How I Spent My Summer Vacation

Material days were long and hot, but that is summer. Farmers and others who work by sunlight praise the season. It is a vacation from school for children all over America, and so their numbers in public spaces tends to increase during these sordid months. Because of the heat, the tawdry fashion sense that dominates America plunges to an all-time low. People would go out naked if they could, so instead they sport baggy shorts exposing skinny legs, colorful loose shirts that cover a still-noticeable paunch, and sloppy sandals that slap against their sweaty feet when they walk. An already insufferable world becomes adamantly and deliberately intolerable to anyone possessed of the slightest measure of modesty or taste.

One long and otherwise fruitless summer I learned a method of astral travel. My inspiration was taken from Dr. Strange comics and my initial information came from several of the many occult books that could be found quite easily during occult boom of the 1970s. The mysteries of Theosophists, the rituals of Aleister Crowley, the teachings of Ra and many other “occult secrets” of the ages could be purchased in paperback at any bookstore in any shopping mall in America. Before the Satanic Panic, before the New Age, Hippies and mystics conspired with capitalists to profit from information allegedly hidden for centuries. Secrets Humankind Was Not Meant To Know.

Little did I know this talent to travel the astral would come in handy when needing to escape the vagaries and torments of present-day reality. Not to mention the German Rosicrucians who had started stalking me in 1980, not long after the construction of the Georgia Guidestones.

That summer I met an occultist and magician — I’ll call him Mr. Rose, because he was a Rosicrucian and Mason as well as a member of the Golden Dawn. He claimed to have met Crowley, and did have a photo of himself with Regardie and Crowley – he was very young in the photo, and didn’t look happy to be there, but he wouldn’t speak of it in detail. His parents had been devotees of Blavatsky and steeped his education with occultism and esoteric lore. When I met him in the early 1980s he was retired from teaching and remotely associated with the last surviving Golden Dawn temple in the state. We met at the bookstore in the shopping mall where I was perusing occult titles. After convincing me to buy Colin Wilson’s The Occult instead of the Simon Necronomicon, we discussed Crowley and Fortune at the hot dog stand. We met again a month later at the same mall and bookstore. This time he convinced me to buy the I Ching (Wilhelm translation) instead of The Satanic Bible. At the hot dog stand, he gave me a copy of the infamous tome, Spacetime Travel for Beginners.

“Study it and come visit me,” he said. A week later he died.

It took a few attempts to make it work. Soon I was able to have brief “out-of-body” experiences. By high school I was able to maintain the state for several minutes. I spent at least a third of my classroom time drifting in the aether. It was a great way to avoid boring lectures as well as the seeming endless days of summer vacation, when there was nothing to do and no one to do it with. High school was a terrible place to be every day but it didn’t compare to summer, when you had to come up with your own activities or be put to work in the yard by an adult.

As I grew older, summer didn’t get any better. It really is the worst season of the year. Everywhere it’s hotter. People become lethargic. It’s harder to get anything done. You either sit about miserable in air conditioned rooms or you sit about miserable in over-hot rooms. Summer is not a season of in-betweens. People are always escaping to the beach or the mountains or the movies. For me it was mostly the movies. A movie theater is a safe and comforting haven during summer months. Fortunately a number of movies are released every summer, and every summer I would see more than my own share of movies.

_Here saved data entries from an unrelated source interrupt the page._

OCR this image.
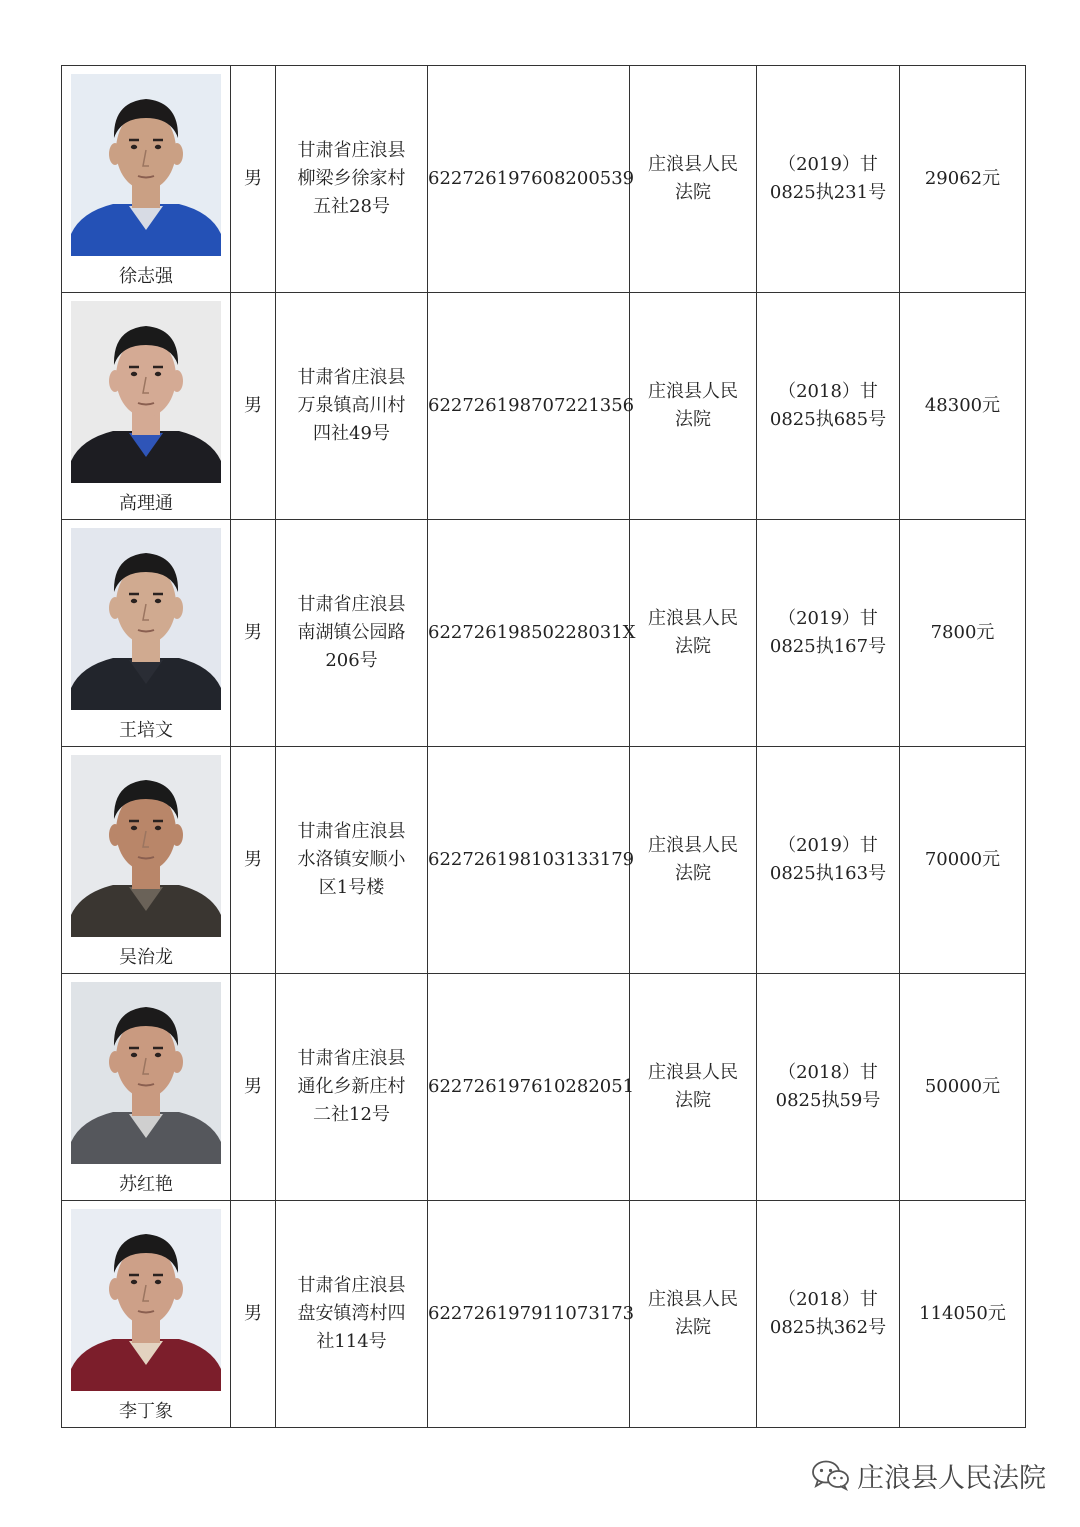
徐志强	男	甘肃省庄浪县柳梁乡徐家村五社28号	622726197608200539	庄浪县人民法院	（2019）甘0825执231号	29062元

高理通	男	甘肃省庄浪县万泉镇高川村四社49号	622726198707221356	庄浪县人民法院	（2018）甘0825执685号	48300元

王培文	男	甘肃省庄浪县南湖镇公园路206号	62272619850228031X	庄浪县人民法院	（2019）甘0825执167号	7800元

吴治龙	男	甘肃省庄浪县水洛镇安顺小区1号楼	622726198103133179	庄浪县人民法院	（2019）甘0825执163号	70000元

苏红艳	男	甘肃省庄浪县通化乡新庄村二社12号	622726197610282051	庄浪县人民法院	（2018）甘0825执59号	50000元

李丁象	男	甘肃省庄浪县盘安镇湾村四社114号	622726197911073173	庄浪县人民法院	（2018）甘0825执362号	114050元
庄浪县人民法院
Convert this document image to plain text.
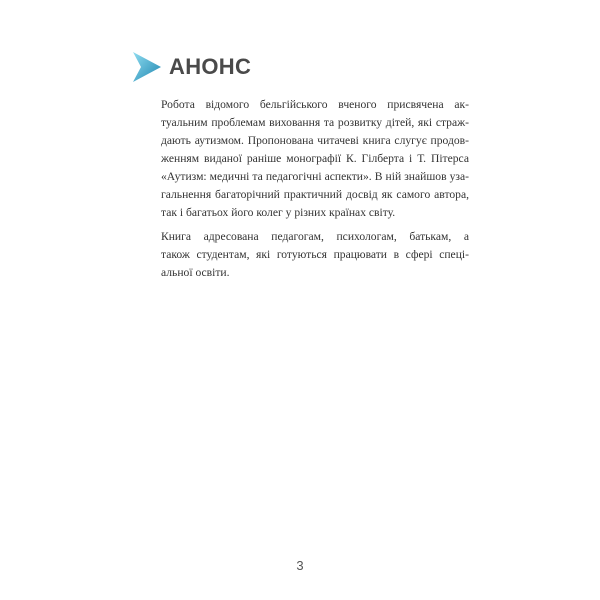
АНОНС
Робота відомого бельгійського вченого присвячена ак-
туальним проблемам виховання та розвитку дітей, які страж-
дають аутизмом. Пропонована читачеві книга слугує продов-
женням виданої раніше монографії К. Гілберта і Т. Пітерса
«Аутизм: медичні та педагогічні аспекти». В ній знайшов уза-
гальнення багаторічний практичний досвід як самого автора,
так і багатьох його колег у різних країнах світу.
Книга адресована педагогам, психологам, батькам, а
також студентам, які готуються працювати в сфері спеці-
альної освіти.
3
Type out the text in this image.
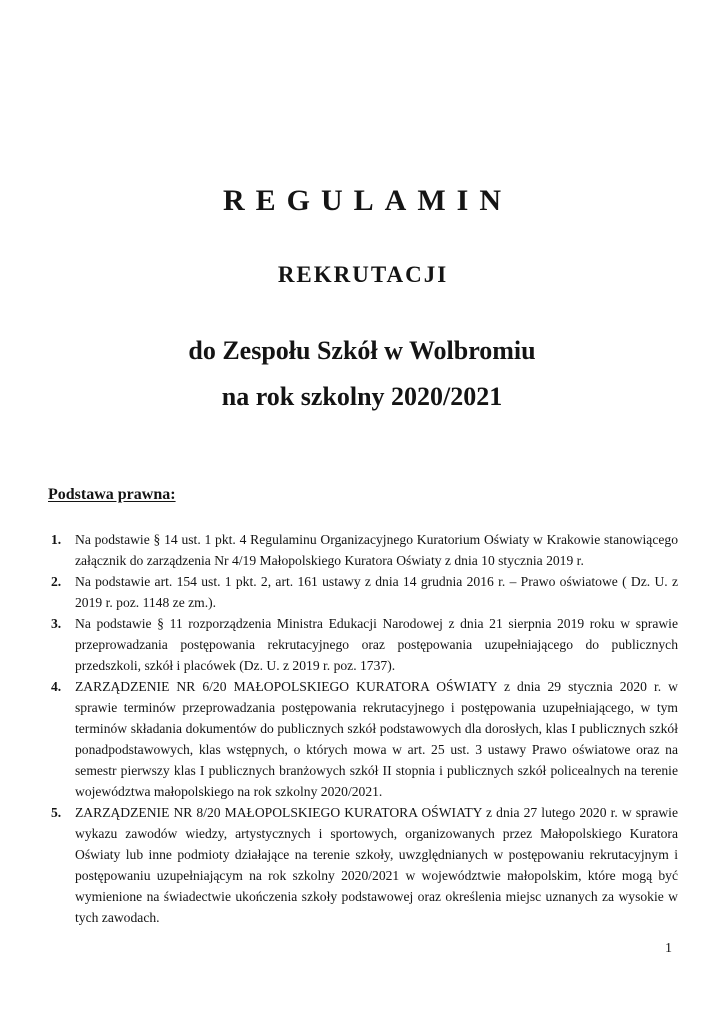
REGULAMIN
REKRUTACJI
do Zespołu Szkół w Wolbromiu
na rok szkolny 2020/2021
Podstawa prawna:
1. Na podstawie § 14 ust. 1 pkt. 4 Regulaminu Organizacyjnego Kuratorium Oświaty w Krakowie stanowiącego załącznik do zarządzenia Nr 4/19 Małopolskiego Kuratora Oświaty z dnia 10 stycznia 2019 r.
2. Na podstawie art. 154 ust. 1 pkt. 2, art. 161 ustawy z dnia 14 grudnia 2016 r. – Prawo oświatowe ( Dz. U. z 2019 r. poz. 1148 ze zm.).
3. Na podstawie § 11 rozporządzenia Ministra Edukacji Narodowej z dnia 21 sierpnia 2019 roku w sprawie przeprowadzania postępowania rekrutacyjnego oraz postępowania uzupełniającego do publicznych przedszkoli, szkół i placówek (Dz. U. z 2019 r. poz. 1737).
4. ZARZĄDZENIE NR 6/20 MAŁOPOLSKIEGO KURATORA OŚWIATY z dnia 29 stycznia 2020 r. w sprawie terminów przeprowadzania postępowania rekrutacyjnego i postępowania uzupełniającego, w tym terminów składania dokumentów do publicznych szkół podstawowych dla dorosłych, klas I publicznych szkół ponadpodstawowych, klas wstępnych, o których mowa w art. 25 ust. 3 ustawy Prawo oświatowe oraz na semestr pierwszy klas I publicznych branżowych szkół II stopnia i publicznych szkół policealnych na terenie województwa małopolskiego na rok szkolny 2020/2021.
5. ZARZĄDZENIE NR 8/20 MAŁOPOLSKIEGO KURATORA OŚWIATY z dnia 27 lutego 2020 r. w sprawie wykazu zawodów wiedzy, artystycznych i sportowych, organizowanych przez Małopolskiego Kuratora Oświaty lub inne podmioty działające na terenie szkoły, uwzględnianych w postępowaniu rekrutacyjnym i postępowaniu uzupełniającym na rok szkolny 2020/2021 w województwie małopolskim, które mogą być wymienione na świadectwie ukończenia szkoły podstawowej oraz określenia miejsc uznanych za wysokie w tych zawodach.
1
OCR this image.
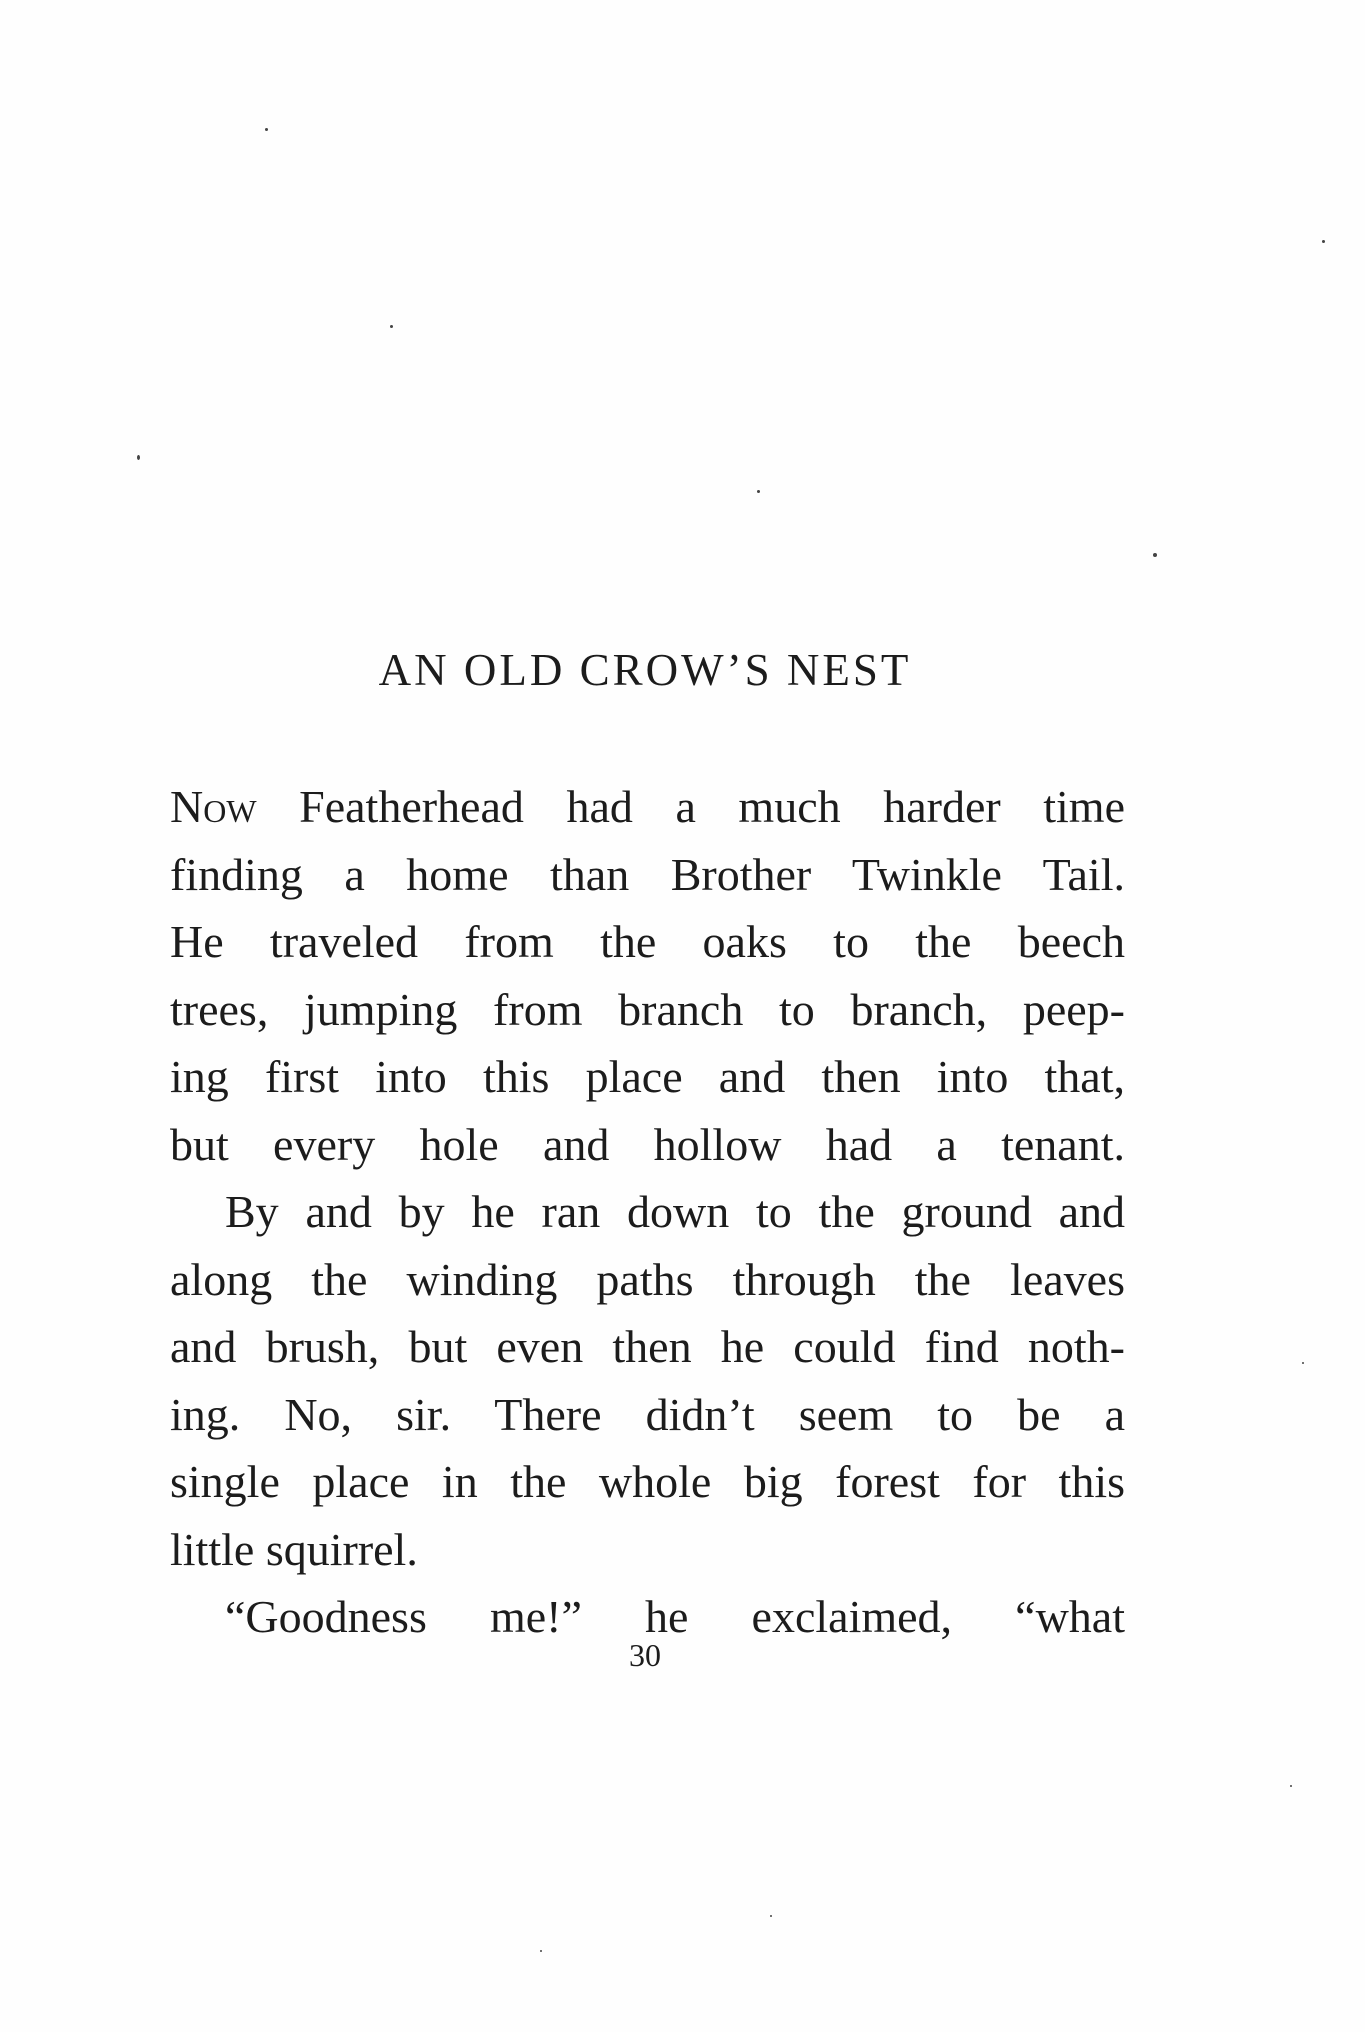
AN OLD CROW’S NEST
Now Featherhead had a much harder time
finding a home than Brother Twinkle Tail.
He traveled from the oaks to the beech
trees, jumping from branch to branch, peep-
ing first into this place and then into that,
but every hole and hollow had a tenant.
By and by he ran down to the ground and
along the winding paths through the leaves
and brush, but even then he could find noth-
ing. No, sir. There didn’t seem to be a
single place in the whole big forest for this
little squirrel.
“Goodness me!” he exclaimed, “what
30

You don’t want to try astral travel while watching a movie in a public theater. That’s a good way not only to be arrested for vagrancy (in spite of their darkness and comfort, sleeping in movie theaters seems strictly prohibited) but to also find yourself lost in the parallel reality of a fictional narrative universe. This happened to me once when I went to a movie theater after consuming a heroic quantity of marijuana, chocolate, and psilocybin. The movie began as the drugs were taking hold. Right away I noticed an intensity of colors and depth of field that gave the impression of a 3D movie. But this movie was in good ole flat 2D. Soon I found myself completely focused on the narrative. Then just as quickly I found myself in the narrative.

As a result of the drugs along with my lifetime of training and practice, I had somehow managed to project myself astrally into the world depicted on film. Because I was an astral entity, I was invisible and unable to affect events as they unfolded. Instead it was like an amusement park ride. I was caught up and dragged along with the plot itself. This was quite a jarring experience at first (there were a lot of jump cuts) but eventually I became accustomed to the flow. Soon I was able to enjoy the story while existing within the story. It was if I was watching a movie from the inside. The effect was not wholly unpleasant, and afterward I found myself wanting to do it again. But I was never able to concoct the proper combination of chemicals and so the experience because irreplicable, remembered now more as a dream than something that actually happened. The experience nonetheless irrevocably altered my perception of reality, and ever since I have walked through life as if it were a dream or a movie.